In a letter to the Fed’s Board of Governors, the MPC said alterations proposed by the Fed last fall, while welcome, don’t go far enough in limiting the “huge profit margins” reaped by large banks for processing credit-card and debit-card payments.
The Fed in 2011 capped fees for financial institutions with $10 billion or more in assets at 21 cents, with an additional 1 cent for fraud prevention and 0.05% for fraud loss. The amendment proposed by the Fed last fall lowers the base amount to 14.4 cents and the amount for fraud loss to 0.04% but increases the amount for fraud prevention to 1.3 cents.
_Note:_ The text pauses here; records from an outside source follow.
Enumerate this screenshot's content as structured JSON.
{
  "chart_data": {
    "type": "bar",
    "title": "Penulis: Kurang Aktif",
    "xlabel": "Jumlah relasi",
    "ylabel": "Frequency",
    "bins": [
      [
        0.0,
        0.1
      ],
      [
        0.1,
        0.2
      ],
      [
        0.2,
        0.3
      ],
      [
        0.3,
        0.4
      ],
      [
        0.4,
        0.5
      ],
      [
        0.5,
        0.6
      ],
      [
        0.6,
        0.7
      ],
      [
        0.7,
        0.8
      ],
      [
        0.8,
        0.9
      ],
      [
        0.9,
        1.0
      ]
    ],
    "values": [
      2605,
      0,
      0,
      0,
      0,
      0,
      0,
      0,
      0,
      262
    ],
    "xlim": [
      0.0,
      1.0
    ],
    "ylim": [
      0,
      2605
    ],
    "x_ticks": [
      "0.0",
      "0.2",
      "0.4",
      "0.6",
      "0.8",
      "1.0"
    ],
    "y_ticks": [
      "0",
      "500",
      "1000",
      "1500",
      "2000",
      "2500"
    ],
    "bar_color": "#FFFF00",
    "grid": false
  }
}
So while the central bank is proposing to lower what banks can charge by less than a third, the banks’ average costs for processing the payment-card transactions declined almost 50% — from 7.7 cents at the time the rate was set to 3.9 cents in 2021, the merchants’ coalition said in its letter.
The MPC calculates that a 14.4-cent base amount gives large banks an average profit margin of 270% on payment-card transactions. That compares with the 30% profit that the banks make on their overall business, MPC said.
“It is not reasonable for the Board to set a single base component rate that massively overcompensates high-volume, low-cost issuers,” whose debit operations are a tiny part of their overall business, MPC said.
MPC recommended that the Fed set separate rates for larger and smaller banks or one rate for all banks, with an exception for those that can demonstrate that their costs are higher.
Merchants pay when a card is tapped, inserted or swiped
“The MPC believes that several modifications are needed to the proposed rule in order to make it fully consistent with the governing statute,” according to the coalition of retailers, supermarkets, restaurants, drug stores, convenience stores, gas stations, online merchants, hotels and other businesses lobbying for changes to the payments system.
MPC said the amount charged for recovery from fraud loss should be eliminated. The level was set when banks bore 61% of fraud losses, but that’s down to 33% since the adoption of EMV chip cards, which shifted a large share of fraud costs to merchants. Merchants now bear far more fraud losses than banks and therefore should not also prepay for the banks’ much smaller losses, according to MPC, which asserted that the Fed’s proposal nearly eliminates banks’ financial incentives to fight fraud.
MPC also said it would be “clearly unreasonable” to increase the 1 cent for fraud prevention because banks “have not demonstrated that they have taken effective fraud prevention steps.” The current regulations require banks to have fraud prevention policies and self-certify that they follow the policies, but no data is collected to determine whether the policies are effective.
Banks should be required to show the policies are effective in order to collect the fee, MPC said, noting that fraud losses have doubled since 2011.
According to the Nilson Report, which tracks credit card payments, U.S. merchants paid more than $70 billion in swipe fees for Visa and Mastercard payments last year.
Credit and debit card swipe fees are most merchants’ highest operating cost after labor, MPC said, The fees are generally passed along to customers in the form of higher prices, and are responsible for increasing prices by more than $1,100 a year for the average family. Shoppers using payment cards from large financial institutions can get some relief in the form of credit or cash-back rewards for using their cards.
Merchants over the past 20 years have sought reductions in the fees they pay Visa and Mastercard for handling transactions. Visa and Mastercard in March agreed to a landmark antitrust class-action settlement that would lower swipe fees and potentially reduce the amount retailers pay for accepting credit card payments by $30 billion over five years. The agreement, which is subject to court approval, traces back to a 2005 lawsuit by merchants.